Jordi Llopart, the first Olympic medalist in Spanish athletics, died in 1980

Jordi Llopart, first Olympic medalist in Spanish athletics (silver in 50 km march in Moscow’80), died yesterday at the age of 68 yesterday at the Germans Trias i Pujol hospital in Badalona where he had been in a deep coma pending the transplant service since Tuesday “, as confirmed by his family.

Jordi Llopart, a pioneer of the Spanish march together with Josep Marín, was born on May 5, 1952 in El Prat de Llobregat (Baix Llobregat). It competed in three editions of the Olympic Games: Moscow’80, Los Angeles’84 and Seoul’88. At the 1980 Moscow event he won silver in the 50 km march. It was the first time a Spanish athlete had climbed the podium in an Olympic event. In Los Angeles’84 he was seventh, and in Seoul’88, thirteenth. He also took part in three World Championships, always in the 50 km march. He was in Helsinki’83, Rome’87 and Tokyo’91, and took part in four European Championships, between 1978 and 1990, and won gold on September 2, 1978 in Prague -first gold medal of a Spanish athlete-, the sixth place in Athens’82 and the ninth in those of Stuttgart’86. In addition, it disputed thirteen World-wide Cups (1973-1991).

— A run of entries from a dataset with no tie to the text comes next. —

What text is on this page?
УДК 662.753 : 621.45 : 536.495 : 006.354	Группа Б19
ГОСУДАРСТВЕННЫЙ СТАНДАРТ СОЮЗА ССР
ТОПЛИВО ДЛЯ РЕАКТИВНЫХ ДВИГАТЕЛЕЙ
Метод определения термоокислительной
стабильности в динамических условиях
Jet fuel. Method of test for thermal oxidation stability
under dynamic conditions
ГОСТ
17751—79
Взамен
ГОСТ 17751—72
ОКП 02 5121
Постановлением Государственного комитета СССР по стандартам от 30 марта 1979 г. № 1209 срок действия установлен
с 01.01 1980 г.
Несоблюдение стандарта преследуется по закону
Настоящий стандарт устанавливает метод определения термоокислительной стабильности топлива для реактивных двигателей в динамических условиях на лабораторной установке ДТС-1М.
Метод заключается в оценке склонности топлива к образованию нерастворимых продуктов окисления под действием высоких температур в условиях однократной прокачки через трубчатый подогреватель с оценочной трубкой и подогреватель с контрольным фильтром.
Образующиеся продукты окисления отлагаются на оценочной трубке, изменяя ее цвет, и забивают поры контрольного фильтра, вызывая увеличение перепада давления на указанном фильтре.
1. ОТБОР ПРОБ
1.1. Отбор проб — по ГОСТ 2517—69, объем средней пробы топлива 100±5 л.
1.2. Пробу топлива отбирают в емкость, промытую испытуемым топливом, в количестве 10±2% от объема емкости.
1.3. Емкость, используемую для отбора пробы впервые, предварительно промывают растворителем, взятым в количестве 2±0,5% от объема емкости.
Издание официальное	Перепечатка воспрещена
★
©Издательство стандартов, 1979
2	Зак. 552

Jordi Llopart withdrew from the competition after the fourth position in the Spanish Marching Championship, in March 1992 in Badalona, ​​with which he was left out of the Olympic team for Barcelona’92. He then began his career as a coach, in which he had as disciples Dani Plaza -Olympic champion in Barcelona’92-, Basilio Labrador, Jesús Ángel García Bragado-1993 world champion and runner-up in 1997 and 2001-, Teresa Linares, the Spanish nationalized Polish Beata Betlej and several Japanese marchers.

The curse of the 80’s podium

The death of Jordi Llopar has completed the curse of the 50 km podium in Moscow 80: forty years later, none of the three who stepped on him survives.

East German Hartwig Gauder, Llopart and the Soviet Yevgeny Ivchenko – gold, silver and bronze – have died at a relatively young age, under the age of 70. Gauder and Llopart, who were also European champions (1986 and 1976, respectively) in the same discipline (the German, also world champion), have died just seven months apart and for the same official cause, a heart attack.

The Germanic’s life ended last April 22 in Ertfur, when he was 65 years old. Llopart was born in El Prat de Llobregat (in 1952, he survived for just over half a year). His death occurred at the age of 68. Of the three Moscow medalists in 1980, Ivchenko was the first to lose his life and the one who did so at an earlier age, on June 2, 1999, at the age of 60.

In Moscow, Gauder crossed the finish line with a time of 3:49:24 -Olympic record- followed by Llopart, who with a time of 3:51:25 won the first Olympic medal in Spanish athletics. With them climbed the podium Yevgeny Ivchenko, who proved a record of 3:56:32. Josep Marín, who had been fifth in 20 km six days earlier, finished sixth.